Cautiously advance the work towards the revolving cutter. Listen and watch progress carefully. As long as the noise sounds ok and the swarf is coming off cleanly carry on until the entire cutter clears the work leaving a shallow slot in the steel.
 
The swarf should be bright and shiny, not blue. If the swarf is coming off blue then stop at once. You will neeed to reduce the speed of the cutter.
 
I am aware that these shallow cuts are unkind to the corners of the teeth on your cutter, but the poor rigidity of the set up means that you cannot drive the cutters hard.
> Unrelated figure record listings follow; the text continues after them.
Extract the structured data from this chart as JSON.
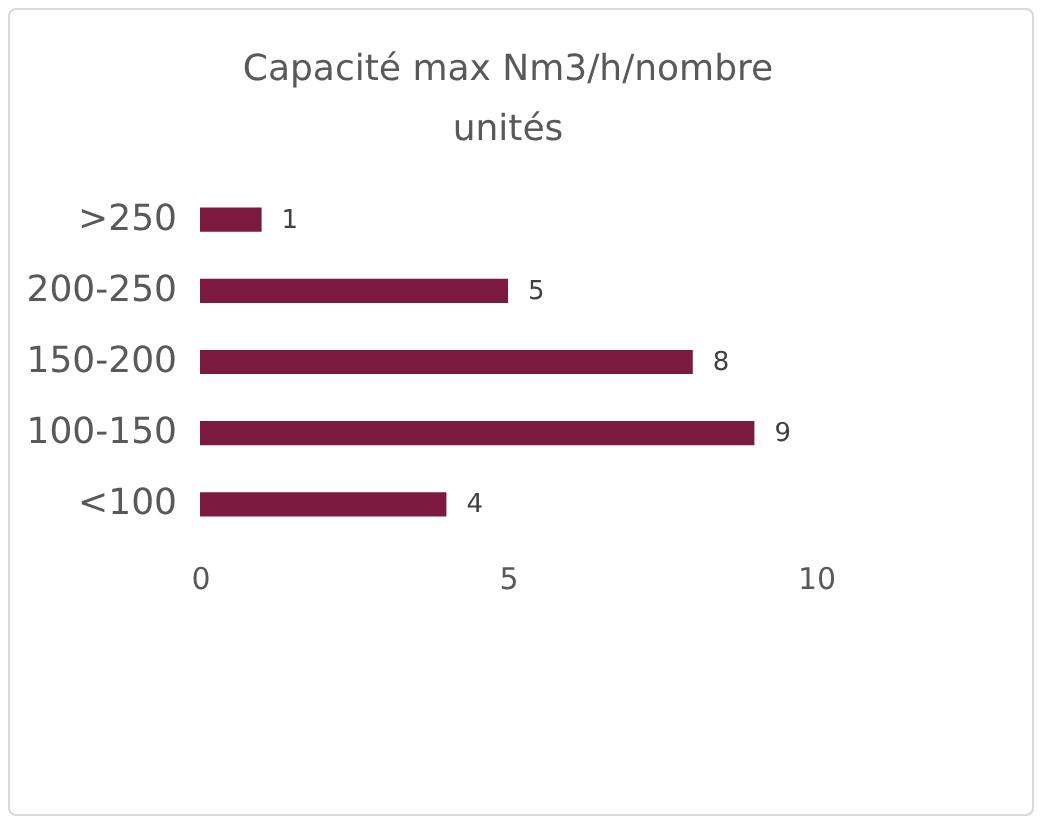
{
  "chart_data": {
    "type": "bar",
    "orientation": "horizontal",
    "title": "Capacité max Nm3/h/nombre unités",
    "categories": [
      ">250",
      "200-250",
      "150-200",
      "100-150",
      "<100"
    ],
    "values": [
      1,
      5,
      8,
      9,
      4
    ],
    "color": "#7b1a3e",
    "data_labels": true,
    "grid": false,
    "xlim": [
      0,
      10
    ],
    "xticks": [
      0,
      5,
      10
    ]
  }
}
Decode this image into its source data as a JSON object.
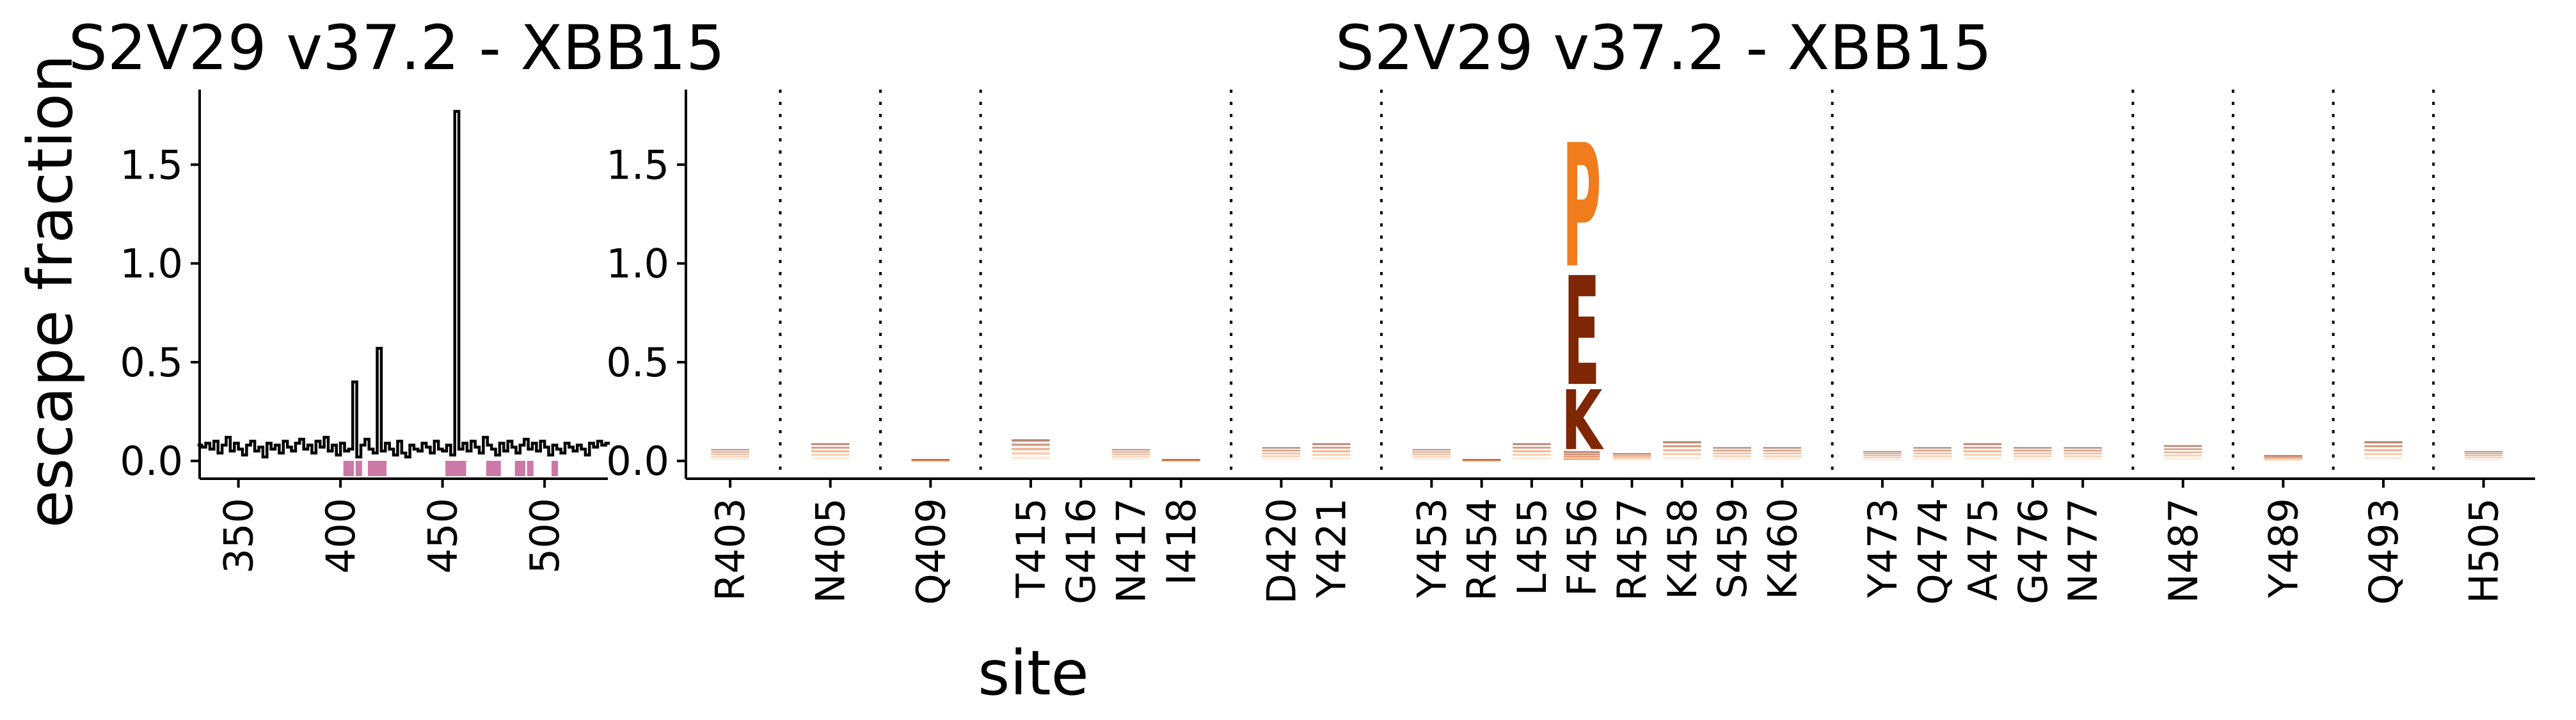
{
  "chart_data": [
    {
      "type": "line",
      "title": "S2V29 v37.2 - XBB15",
      "ylabel": "escape fraction",
      "xlabel": "",
      "xlim": [
        331,
        531
      ],
      "ylim": [
        -0.09,
        1.88
      ],
      "xticks": [
        "350",
        "400",
        "450",
        "500"
      ],
      "yticks": [
        "0.0",
        "0.5",
        "1.0",
        "1.5"
      ],
      "line_color": "#000000",
      "highlight_color": "#cc79a7",
      "series": [
        {
          "x": [
            331,
            333,
            335,
            337,
            339,
            341,
            343,
            345,
            347,
            349,
            351,
            353,
            355,
            357,
            359,
            361,
            363,
            365,
            367,
            369,
            371,
            373,
            375,
            377,
            379,
            381,
            383,
            385,
            387,
            389,
            391,
            393,
            395,
            397,
            399,
            401,
            403,
            405,
            407,
            409,
            411,
            413,
            415,
            417,
            419,
            421,
            423,
            425,
            427,
            429,
            431,
            433,
            435,
            437,
            439,
            441,
            443,
            445,
            447,
            449,
            451,
            453,
            455,
            457,
            459,
            461,
            463,
            465,
            467,
            469,
            471,
            473,
            475,
            477,
            479,
            481,
            483,
            485,
            487,
            489,
            491,
            493,
            495,
            497,
            499,
            501,
            503,
            505,
            507,
            509,
            511,
            513,
            515,
            517,
            519,
            521,
            523,
            525,
            527,
            529,
            531
          ],
          "values": [
            0.08,
            0.07,
            0.09,
            0.06,
            0.1,
            0.04,
            0.08,
            0.12,
            0.05,
            0.09,
            0.06,
            0.03,
            0.08,
            0.1,
            0.05,
            0.07,
            0.02,
            0.09,
            0.06,
            0.08,
            0.04,
            0.1,
            0.07,
            0.05,
            0.09,
            0.11,
            0.06,
            0.08,
            0.04,
            0.1,
            0.07,
            0.12,
            0.05,
            0.08,
            0.03,
            0.09,
            0.05,
            0.06,
            0.4,
            0.02,
            0.08,
            0.11,
            0.06,
            0.04,
            0.57,
            0.05,
            0.09,
            0.06,
            0.03,
            0.1,
            0.04,
            0.02,
            0.08,
            0.06,
            0.05,
            0.09,
            0.07,
            0.04,
            0.1,
            0.06,
            0.05,
            0.08,
            0.03,
            1.77,
            0.06,
            0.09,
            0.05,
            0.1,
            0.07,
            0.04,
            0.12,
            0.08,
            0.06,
            0.03,
            0.09,
            0.05,
            0.1,
            0.07,
            0.04,
            0.08,
            0.11,
            0.06,
            0.09,
            0.05,
            0.1,
            0.07,
            0.03,
            0.08,
            0.06,
            0.04,
            0.09,
            0.07,
            0.05,
            0.08,
            0.06,
            0.03,
            0.09,
            0.07,
            0.1,
            0.08,
            0.09
          ]
        }
      ],
      "highlight_sites": [
        403,
        405,
        409,
        415,
        416,
        417,
        418,
        420,
        421,
        453,
        454,
        455,
        456,
        457,
        458,
        459,
        460,
        473,
        474,
        475,
        476,
        477,
        487,
        489,
        493,
        505
      ]
    },
    {
      "type": "logo",
      "title": "S2V29 v37.2 - XBB15",
      "xlabel": "site",
      "ylim": [
        -0.09,
        1.88
      ],
      "yticks": [
        "0.0",
        "0.5",
        "1.0",
        "1.5"
      ],
      "groups": [
        [
          "R403"
        ],
        [
          "N405"
        ],
        [
          "Q409"
        ],
        [
          "T415",
          "G416",
          "N417",
          "I418"
        ],
        [
          "D420",
          "Y421"
        ],
        [
          "Y453",
          "R454",
          "L455",
          "F456",
          "R457",
          "K458",
          "S459",
          "K460"
        ],
        [
          "Y473",
          "Q474",
          "A475",
          "G476",
          "N477"
        ],
        [
          "N487"
        ],
        [
          "Y489"
        ],
        [
          "Q493"
        ],
        [
          "H505"
        ]
      ],
      "site_totals": [
        0.06,
        0.09,
        0.01,
        0.11,
        0.0,
        0.06,
        0.01,
        0.07,
        0.09,
        0.06,
        0.01,
        0.09,
        1.77,
        0.04,
        0.1,
        0.07,
        0.07,
        0.05,
        0.07,
        0.09,
        0.07,
        0.07,
        0.08,
        0.03,
        0.1,
        0.05
      ],
      "letters": [
        {
          "site": "F456",
          "letter": "K",
          "value": 0.33,
          "color": "#7f2704"
        },
        {
          "site": "F456",
          "letter": "E",
          "value": 0.6,
          "color": "#7f2704"
        },
        {
          "site": "F456",
          "letter": "P",
          "value": 0.68,
          "color": "#f07c1e"
        }
      ],
      "small_stack_colors": [
        "#7f2704",
        "#a63603",
        "#d94801",
        "#f16913",
        "#fdae6b"
      ]
    }
  ]
}
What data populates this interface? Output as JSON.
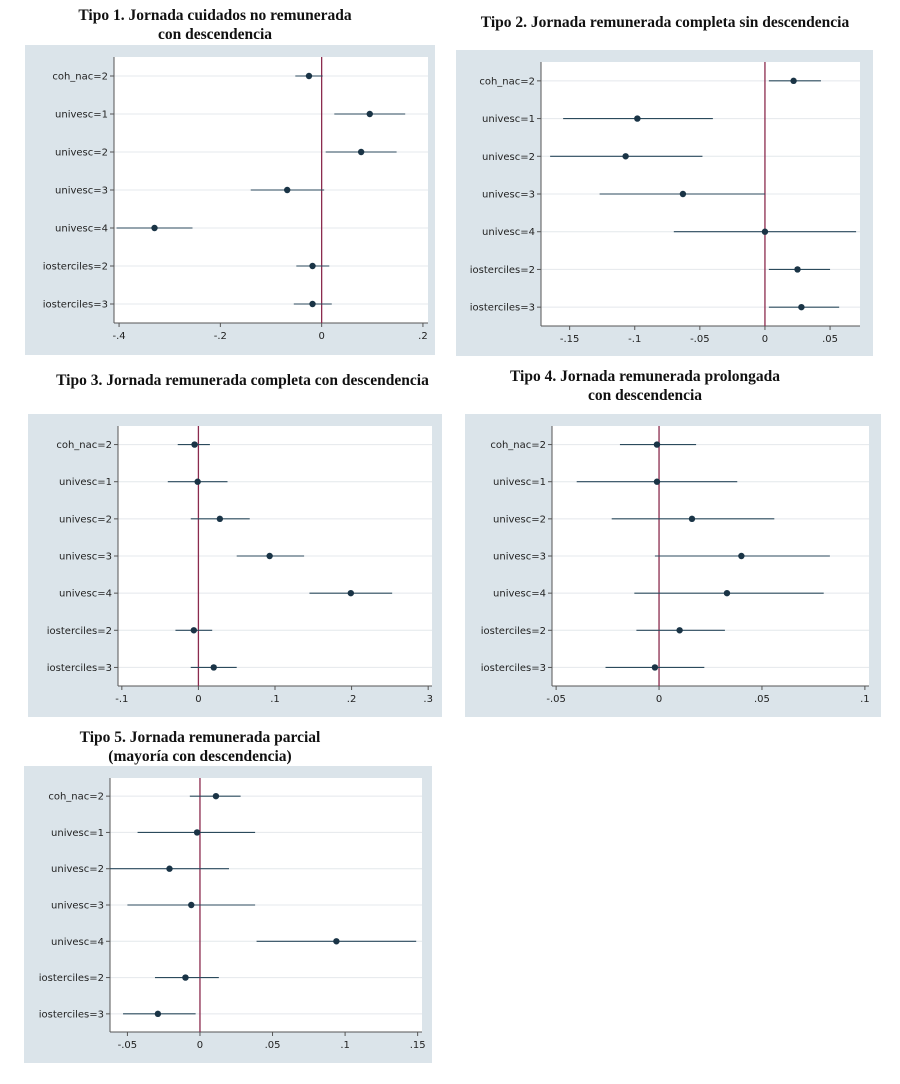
{
  "chart_data": [
    {
      "type": "coefficient_plot",
      "title": "Tipo 1. Jornada cuidados no remunerada\ncon descendencia",
      "categories": [
        "coh_nac=2",
        "univesc=1",
        "univesc=2",
        "univesc=3",
        "univesc=4",
        "iosterciles=2",
        "iosterciles=3"
      ],
      "estimates": [
        -0.025,
        0.095,
        0.078,
        -0.068,
        -0.33,
        -0.018,
        -0.018
      ],
      "ci_low": [
        -0.052,
        0.025,
        0.008,
        -0.14,
        -0.405,
        -0.05,
        -0.055
      ],
      "ci_high": [
        0.002,
        0.165,
        0.148,
        0.005,
        -0.255,
        0.015,
        0.02
      ],
      "xlim": [
        -0.41,
        0.21
      ],
      "xticks": [
        -0.4,
        -0.2,
        0,
        0.2
      ],
      "xtick_labels": [
        "-.4",
        "-.2",
        "0",
        ".2"
      ],
      "reference_line": 0
    },
    {
      "type": "coefficient_plot",
      "title": "Tipo 2. Jornada remunerada completa sin descendencia",
      "categories": [
        "coh_nac=2",
        "univesc=1",
        "univesc=2",
        "univesc=3",
        "univesc=4",
        "iosterciles=2",
        "iosterciles=3"
      ],
      "estimates": [
        0.022,
        -0.098,
        -0.107,
        -0.063,
        0.0,
        0.025,
        0.028
      ],
      "ci_low": [
        0.003,
        -0.155,
        -0.165,
        -0.127,
        -0.07,
        0.003,
        0.003
      ],
      "ci_high": [
        0.043,
        -0.04,
        -0.048,
        0.0,
        0.07,
        0.05,
        0.057
      ],
      "xlim": [
        -0.172,
        0.073
      ],
      "xticks": [
        -0.15,
        -0.1,
        -0.05,
        0,
        0.05
      ],
      "xtick_labels": [
        "-.15",
        "-.1",
        "-.05",
        "0",
        ".05"
      ],
      "reference_line": 0
    },
    {
      "type": "coefficient_plot",
      "title": "Tipo 3. Jornada remunerada completa con descendencia",
      "categories": [
        "coh_nac=2",
        "univesc=1",
        "univesc=2",
        "univesc=3",
        "univesc=4",
        "iosterciles=2",
        "iosterciles=3"
      ],
      "estimates": [
        -0.005,
        -0.001,
        0.028,
        0.093,
        0.199,
        -0.006,
        0.02
      ],
      "ci_low": [
        -0.027,
        -0.04,
        -0.01,
        0.05,
        0.145,
        -0.03,
        -0.01
      ],
      "ci_high": [
        0.015,
        0.038,
        0.067,
        0.138,
        0.253,
        0.018,
        0.05
      ],
      "xlim": [
        -0.105,
        0.305
      ],
      "xticks": [
        -0.1,
        0,
        0.1,
        0.2,
        0.3
      ],
      "xtick_labels": [
        "-.1",
        "0",
        ".1",
        ".2",
        ".3"
      ],
      "reference_line": 0
    },
    {
      "type": "coefficient_plot",
      "title": "Tipo 4. Jornada remunerada prolongada\ncon descendencia",
      "categories": [
        "coh_nac=2",
        "univesc=1",
        "univesc=2",
        "univesc=3",
        "univesc=4",
        "iosterciles=2",
        "iosterciles=3"
      ],
      "estimates": [
        -0.001,
        -0.001,
        0.016,
        0.04,
        0.033,
        0.01,
        -0.002
      ],
      "ci_low": [
        -0.019,
        -0.04,
        -0.023,
        -0.002,
        -0.012,
        -0.011,
        -0.026
      ],
      "ci_high": [
        0.018,
        0.038,
        0.056,
        0.083,
        0.08,
        0.032,
        0.022
      ],
      "xlim": [
        -0.052,
        0.102
      ],
      "xticks": [
        -0.05,
        0,
        0.05,
        0.1
      ],
      "xtick_labels": [
        "-.05",
        "0",
        ".05",
        ".1"
      ],
      "reference_line": 0
    },
    {
      "type": "coefficient_plot",
      "title": "Tipo 5. Jornada remunerada parcial\n(mayoría con descendencia)",
      "categories": [
        "coh_nac=2",
        "univesc=1",
        "univesc=2",
        "univesc=3",
        "univesc=4",
        "iosterciles=2",
        "iosterciles=3"
      ],
      "estimates": [
        0.011,
        -0.002,
        -0.021,
        -0.006,
        0.094,
        -0.01,
        -0.029
      ],
      "ci_low": [
        -0.007,
        -0.043,
        -0.062,
        -0.05,
        0.039,
        -0.031,
        -0.053
      ],
      "ci_high": [
        0.028,
        0.038,
        0.02,
        0.038,
        0.149,
        0.013,
        -0.003
      ],
      "xlim": [
        -0.062,
        0.153
      ],
      "xticks": [
        -0.05,
        0,
        0.05,
        0.1,
        0.15
      ],
      "xtick_labels": [
        "-.05",
        "0",
        ".05",
        ".1",
        ".15"
      ],
      "reference_line": 0
    }
  ]
}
As others have pointed out, a small chamfer on the corners of your cutter will greatly increase its life especially if you are using it for facing work.
 
As you gain experience you can experiment with different speeds and feeds, but remember, the speeds and feeds quoted by cutter manufacturers are for industrial production on massively rigid machines and that these figures maximise the rate of metal removal at the expense of tool life (After all, they are trying to sell cutters!)
 
Your rippa should be OK for this job, but I would choose a four flute end mill as I don't need to plunge it into the work. You won't cut an accurate half inch slot this way. If you want to do this then start with a smaller diameter cutter in the middle of the slot. Then when the slot is almost to full depth machine first one side and then the other to dimension. Remember always to advance the work towards the cutter tooth.
 
You mention woodworking, just think about the rules for feeding a router around a piece of wood, its the same for milling. Trying things the other way (Climb milling) is not suitable for the type of setup you describe.
 
Bob
Thread: Bridgeport miller
19/06/2009 08:01:05
Thanks for the information.
 
I agree with the use of rollers to move machines. My drive is about 1 in 3 down hill and using a system of rollers, packing and wedges I was able to safely move my Smart and Brown Model A down the drive and into the workshop. The important thing was to position the wedges so that when the lathe started to roll it would run up the wedges, once wedged a second pair of wedges could be positioned a few inched down hill and then the lathe eased off the holding pair of wedges using a crowbar. No hairy moments and the lathe in place in an afternoon.
 
Bob
18/06/2009 13:14:09
Hi all
 
How much headroom in required to run a Bridgeport milling machine? I would like to put one in my garage workshop but am concerned there would not be enough clearance above the machine. I am especially worried about being able to remove the drawbar without having to dismantle the machine too much.